When I started leading teams, I thought my job was to make the best technical decisions. I had opinions about architecture, about how systems should be structured, about what good code looked like. I thought leadership meant applying those opinions at scale.
It took longer than I'd like to admit to realise that the decisions weren't the hard part. The hard part was everything that determined whether those decisions actually happened — how they were communicated, who bought into them, whether the team understood the reasoning well enough to extend them to situations I hadn't anticipated.
The Problem With Being Right
Being right about a technical decision means very little if you can't bring the team with you. I've seen technically correct architectural choices fail in production not because the design was flawed, but because the engineers implementing it didn't understand the constraints it was designed around. They made reasonable-seeming local decisions that violated the architecture's assumptions, and the whole thing unraveled.

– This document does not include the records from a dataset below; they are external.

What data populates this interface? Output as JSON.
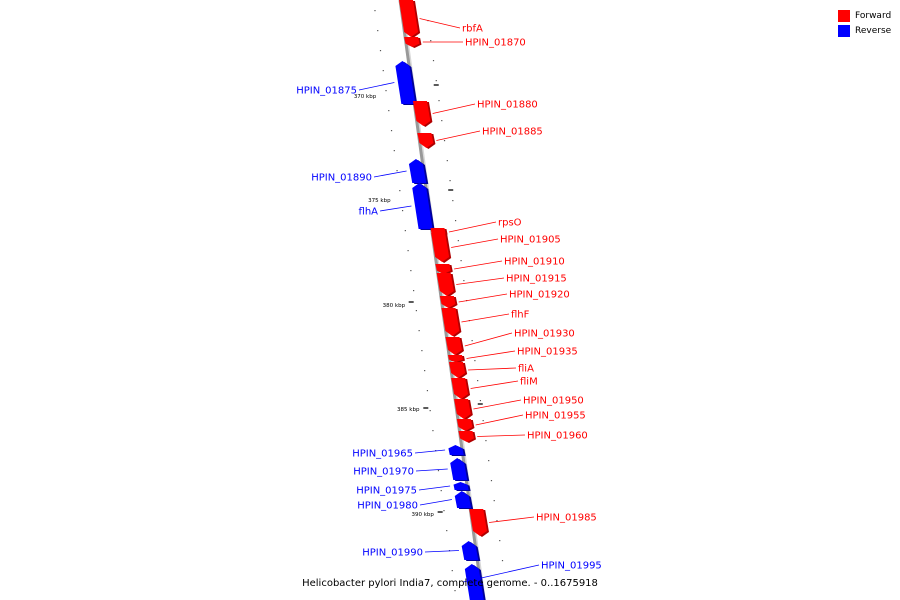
{
  "colors": {
    "forward": "#ff0000",
    "reverse": "#0000ff",
    "backbone": "#999999"
  },
  "legend": [
    {
      "label": "Forward",
      "color": "#ff0000"
    },
    {
      "label": "Reverse",
      "color": "#0000ff"
    }
  ],
  "caption": "Helicobacter pylori India7, complete genome. - 0..1675918",
  "scale_labels": [
    "370 kbp",
    "375 kbp",
    "380 kbp",
    "385 kbp",
    "390 kbp"
  ],
  "genes": [
    {
      "name": "rbfA",
      "strand": "forward"
    },
    {
      "name": "HPIN_01870",
      "strand": "forward"
    },
    {
      "name": "HPIN_01875",
      "strand": "reverse"
    },
    {
      "name": "HPIN_01880",
      "strand": "forward"
    },
    {
      "name": "HPIN_01885",
      "strand": "forward"
    },
    {
      "name": "HPIN_01890",
      "strand": "reverse"
    },
    {
      "name": "flhA",
      "strand": "reverse"
    },
    {
      "name": "rpsO",
      "strand": "forward"
    },
    {
      "name": "HPIN_01905",
      "strand": "forward"
    },
    {
      "name": "HPIN_01910",
      "strand": "forward"
    },
    {
      "name": "HPIN_01915",
      "strand": "forward"
    },
    {
      "name": "HPIN_01920",
      "strand": "forward"
    },
    {
      "name": "flhF",
      "strand": "forward"
    },
    {
      "name": "HPIN_01930",
      "strand": "forward"
    },
    {
      "name": "HPIN_01935",
      "strand": "forward"
    },
    {
      "name": "fliA",
      "strand": "forward"
    },
    {
      "name": "fliM",
      "strand": "forward"
    },
    {
      "name": "HPIN_01950",
      "strand": "forward"
    },
    {
      "name": "HPIN_01955",
      "strand": "forward"
    },
    {
      "name": "HPIN_01960",
      "strand": "forward"
    },
    {
      "name": "HPIN_01965",
      "strand": "reverse"
    },
    {
      "name": "HPIN_01970",
      "strand": "reverse"
    },
    {
      "name": "HPIN_01975",
      "strand": "reverse"
    },
    {
      "name": "HPIN_01980",
      "strand": "reverse"
    },
    {
      "name": "HPIN_01985",
      "strand": "forward"
    },
    {
      "name": "HPIN_01990",
      "strand": "reverse"
    },
    {
      "name": "HPIN_01995",
      "strand": "reverse"
    }
  ]
}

The failure wasn't technical. It was a communication failure. The architecture existed in one person's head instead of the team's shared understanding. That's a leadership failure.
What I've Had To Learn
How to explain decisions in terms of the problem they solve, not the solution they represent. Engineers push back on 'we should use CQRS here.' They rarely push back on 'our read and write patterns have completely different consistency requirements — here's why that matters and here's one way we can handle it.' Same destination, very different journey.
How to give people room to own things. The instinct when you care about quality is to stay close to the work. The effect is that the team stops thinking autonomously. The best teams I've been part of had room to make decisions — including decisions I wouldn't have made — and to learn from them. My job was to set the boundaries clearly, not to make every call within them.
How to have the conversation that nobody wants to have. Performance problems, misaligned expectations, work that isn't good enough — these conversations are genuinely uncomfortable, and the temptation is to avoid them or soften them until they say nothing. Doing it badly is worse than not doing it. But not doing it at all is worse than doing it badly.
The Actual Job
I've come to think of technical leadership as context management. My job is to make sure the people doing the work have enough context to make good decisions without me in the room. What are we optimising for? What are the constraints we can't violate? What trade-offs are acceptable and which aren't? Where is quality non-negotiable and where can we move fast?
If the team can answer those questions without asking me, I'm doing my job. If every decision flows through me because nobody has enough context to make it independently, I've built a bottleneck, not a team.
The technical part — the architecture, the patterns, the standards — is still important. But it's upstream of all of this. Getting the people part wrong makes the technical part irrelevant.